ELI LAKE
WASHINGTON — The chairwoman of the House subcommittee that funds America's foreign aid will lift her objections to disbursing some $100 million in economic assistance to the Palestinian Arabs, a week after freezing the funds. Rep. Nita Lowey, a Democrat of New York, will lead a hearing of the House Subcommittee on State, Foreign Operations, and Related Programs today on the foreign aid budget, featuring testimony from Secretary of State Rice. With a fragile cease-fire taking hold between Israel and Hamas days after her return from the Middle East, Ms. Rice may have avoided a grilling from Ms. Lowey.
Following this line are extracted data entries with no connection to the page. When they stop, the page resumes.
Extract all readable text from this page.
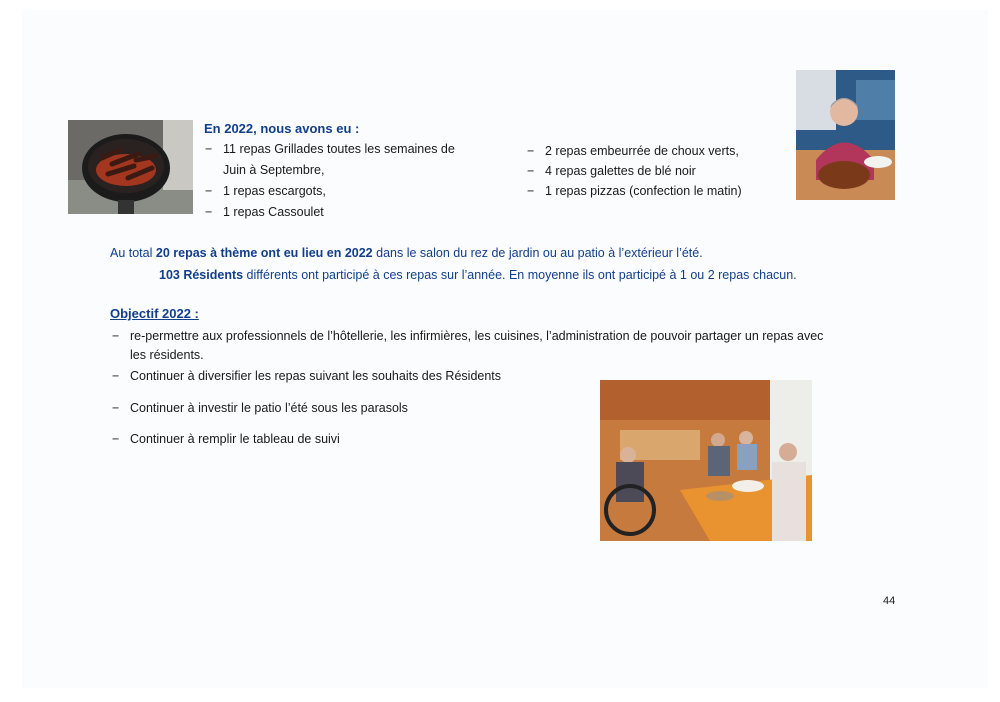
En 2022, nous avons eu :
− 11 repas Grillades toutes les semaines de
Juin à Septembre,
− 1 repas escargots,
− 1 repas Cassoulet
− 2 repas embeurrée de choux verts,
− 4 repas galettes de blé noir
− 1 repas pizzas (confection le matin)
Au total 20 repas à thème ont eu lieu en 2022 dans le salon du rez de jardin ou au patio à l’extérieur l’été.
103 Résidents différents ont participé à ces repas sur l’année. En moyenne ils ont participé à 1 ou 2 repas chacun.
Objectif 2022 :
− re-permettre aux professionnels de l’hôtellerie, les infirmières, les cuisines, l’administration de pouvoir partager un repas avec
les résidents.
− Continuer à diversifier les repas suivant les souhaits des Résidents
− Continuer à investir le patio l’été sous les parasols
− Continuer à remplir le tableau de suivi
44
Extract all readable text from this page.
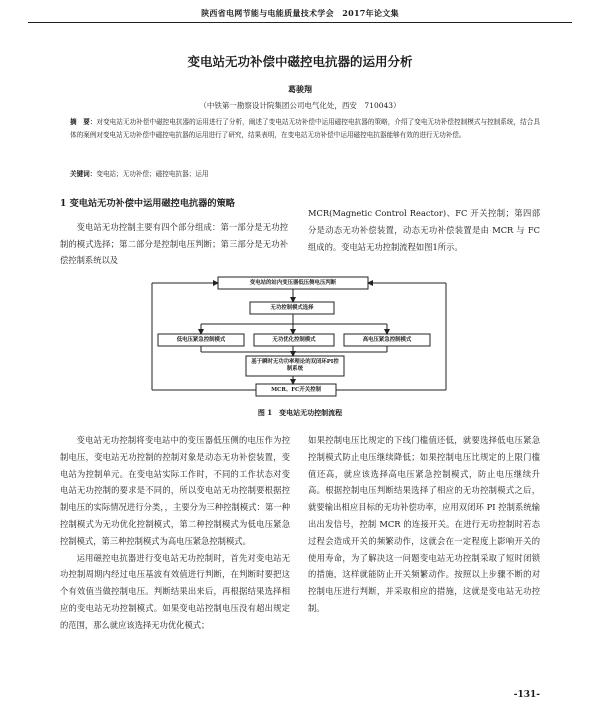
陕西省电网节能与电能质量技术学会　2017年论文集
变电站无功补偿中磁控电抗器的运用分析
葛骏翔
（中铁第一勘察设计院集团公司电气化处，西安　710043）
摘　要：对变电站无功补偿中磁控电抗器的运用进行了分析，阐述了变电站无功补偿中运用磁控电抗器的策略，介绍了变电无功补偿控制模式与控制系统，结合具体的案例对变电站无功补偿中磁控电抗器的运用进行了研究，结果表明，在变电站无功补偿中运用磁控电抗器能够有效的进行无功补偿。
关键词：变电站；无功补偿；磁控电抗器；运用
1 变电站无功补偿中运用磁控电抗器的策略

变电站无功控制主要有四个部分组成：第一部分是无功控制的模式选择；第二部分是控制电压判断；第三部分是无功补偿控制系统以及

MCR(Magnetic Control Reactor)、FC 开关控制；第四部分是动态无功补偿装置，动态无功补偿装置是由 MCR 与 FC 组成的。变电站无功控制流程如图1所示。

变电站的站内变压器低压侧电压判断
无功控制模式选择
低电压紧急控制模式	无功优化控制模式	高电压紧急控制模式
基于瞬时无功功率理论的双闭环PI控制系统
MCR、FC开关控制
图 1　变电站无功控制流程

变电站无功控制将变电站中的变压器低压侧的电压作为控制电压，变电站无功控制的控制对象是动态无功补偿装置，变电站为控制单元。在变电站实际工作时，不同的工作状态对变电站无功控制的要求是不同的，所以变电站无功控制要根据控制电压的实际情况进行分类，，主要分为三种控制模式：第一种控制模式为无功优化控制模式，第二种控制模式为低电压紧急控制模式，第三种控制模式为高电压紧急控制模式。

运用磁控电抗器进行变电站无功控制时，首先对变电站无功控制周期内经过电压基波有效值进行判断，在判断时要把这个有效值当做控制电压。判断结果出来后，再根据结果选择相应的变电站无功控制模式。如果变电站控制电压没有超出规定的范围，那么就应该选择无功优化模式；

如果控制电压比规定的下线门槛值还低，就要选择低电压紧急控制模式防止电压继续降低；如果控制电压比规定的上限门槛值还高，就应该选择高电压紧急控制模式，防止电压继续升高。根据控制电压判断结果选择了相应的无功控制模式之后，就要输出相应目标的无功补偿功率，应用双闭环 PI 控制系统输出出发信号，控制 MCR 的连接开关。在进行无功控制时若态过程会造成开关的频繁动作，这就会在一定程度上影响开关的使用寿命，为了解决这一问题变电站无功控制采取了短时闭锁的措施，这样就能防止开关频繁动作。按照以上步骤不断的对控制电压进行判断，并采取相应的措施，这就是变电站无功控制。

-131-
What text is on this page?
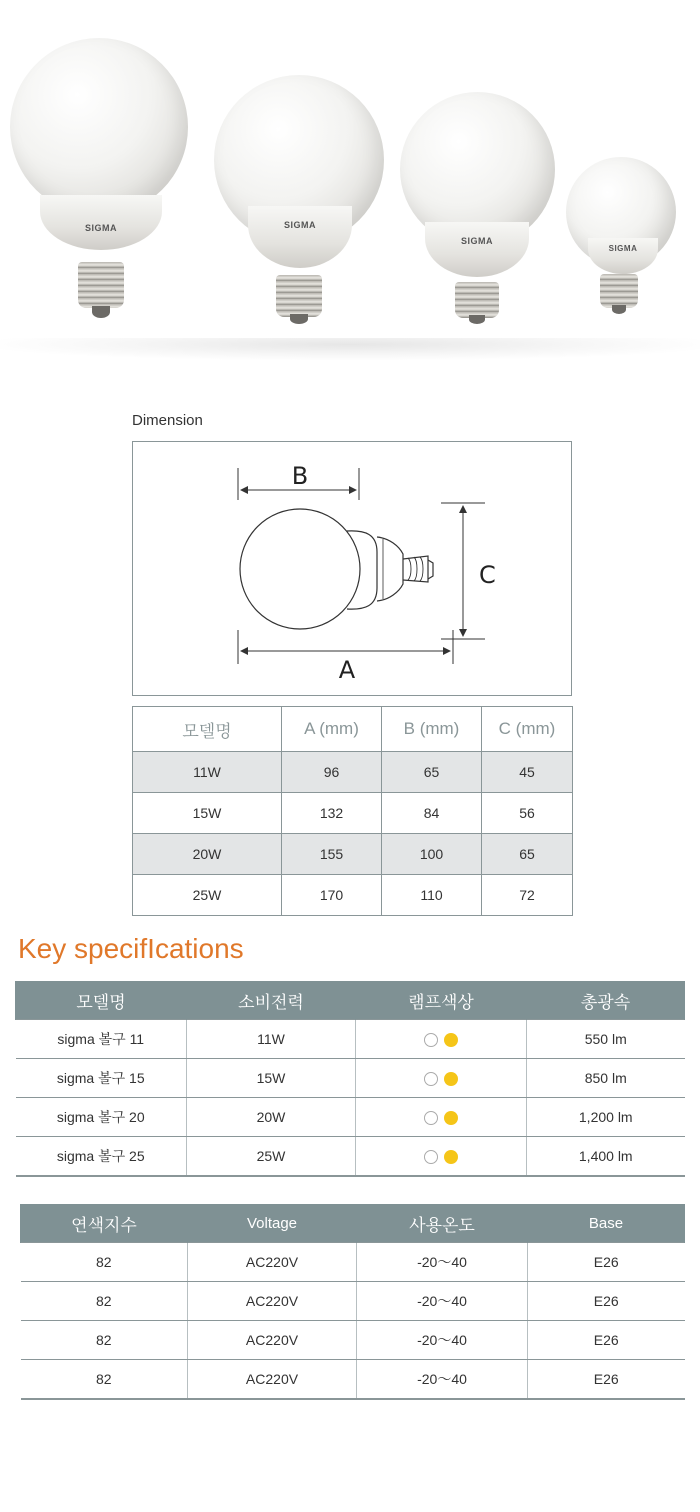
SIGMA	SIGMA
SIGMA
SIGMA
Dimension
B
A
C
모델명	A (mm)	B (mm)	C (mm)
11W	96	65	45
15W	132	84	56
20W	155	100	65
25W	170	110	72
Key specifIcations
모델명	소비전력	램프색상	총광속
sigma 볼구 11	11W		550 lm
sigma 볼구 15	15W		850 lm
sigma 볼구 20	20W		1,200 lm
sigma 볼구 25	25W		1,400 lm
연색지수	Voltage	사용온도	Base
82	AC220V	-20～40	E26
82	AC220V	-20～40	E26
82	AC220V	-20～40	E26
82	AC220V	-20～40	E26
Last week, Ms. Lowey and others in Congress were threatening to withhold $150 million in aid from the Palestinian Authority as fighting between Hamas and Israel worsened. Days earlier, President Abbas said in an interview with a Jordanian newspaper that the Palestinian Arabs could take up armed resistance if negotiations failed. Western powers had backed Mr. Abbas for the Palestinian presidency in part because of his speeches against the suicide terror offensive in 2000, 2001, and 2002 known as the second intifada.
"I remain skeptical about the political will of a Palestinian leadership that all too often lapses into inflammatory rhetoric that belies their stated commitment to peace," Ms. Lowey said in a letter yesterday to the administrator of the U.S. Agency for International Development, Henrietta Fore.
But with the release of a new memorandum of understanding between America and the Palestinian Authority on how to spend the funds, Ms. Lowey informed Ms. Fore that she would withhold $50 million in aid, not $100 million, until the Palestinian Authority transferred its funding into a single treasury.
Yesterday, Senator Obama, a Democrat of Illinois and the leader in pledged delegates for his party's presidential nomination, called the Israeli foreign minister, Tzipi Livni, and expressed his support for Israel's right to defend itself against rocket attacks, expressed his shared concern about Iran's nuclear program, and expressed condolences for the attack on Mercaz HaRav Yeshiva last week, a campaign spokesman, Tommy Vietor, said. He added, however, that the senator also "expressed admiration and support for the ongoing commitment to negotiations with President Abbas," a sentiment in line with the Bush administration and European leaders.
Last week, the activist group Palestinian Media Watch circulated a report that said the Palestinian Authority-funded newspaper Al-Hayat Al-Jadida ran a front-page photo of the man who killed eight Israeli yeshiva students in Jerusalem, Alaa Abu D'heim, and called him a shahid, or martyr. A recent study from the same organization found that 12th-grade Palestinian history books referred to the Iraq insurgency as a "resistance."
While this kind incitement rhetoric may be par for the course for Hamas, the Islamic supremacist party that now controls Gaza, the Palestinian Authority under Mr. Abbas is expected to end incitement as a condition for the receipt of American aid.
A top negotiator for the Oslo process, Dennis Ross, said in an interview last week that he saw no evidence that the Bush administration was trying to tackle the incitement issue. "I have not even heard the Bush administration talk about it," he said. "I still say this is something you can do."
Mr. Ross said that during the Oslo negotiations, the Palestinian Authority participated in a committee with Israelis to review textbooks and other media, but he said little work had been done to end the practice.
"Palestinians have not stopped the incitement for even a single day," an Israeli diplomat in Washington, Ron Dermer, said. "Sometimes it's in the newspaper, sometimes it's on the television, sometimes it's in the textbooks, sometimes all three."
Mr. Dermer, a co-author with Natan Sharansky of "The Case for Democracy," said the incitement issue is "very bad for the prospects of peace." "You cannot live next to a society that is poisoned to hate you," he said.
The State Department takes incitement issues seriously, a department official said, noting that America does not fund Palestinian Arab textbooks. (Aid for the books comes from the European Union.)
The department issues a secret annual review of the textbooks, which it declined to share with The New York Sun. "Having now completed the books for all 12 grades, the Palestinian Authority is examining the books again, and is considering possible revisions," the official, who requested anonymity, said. "We always encourage them to take note of our previous reviews as they consider revisions."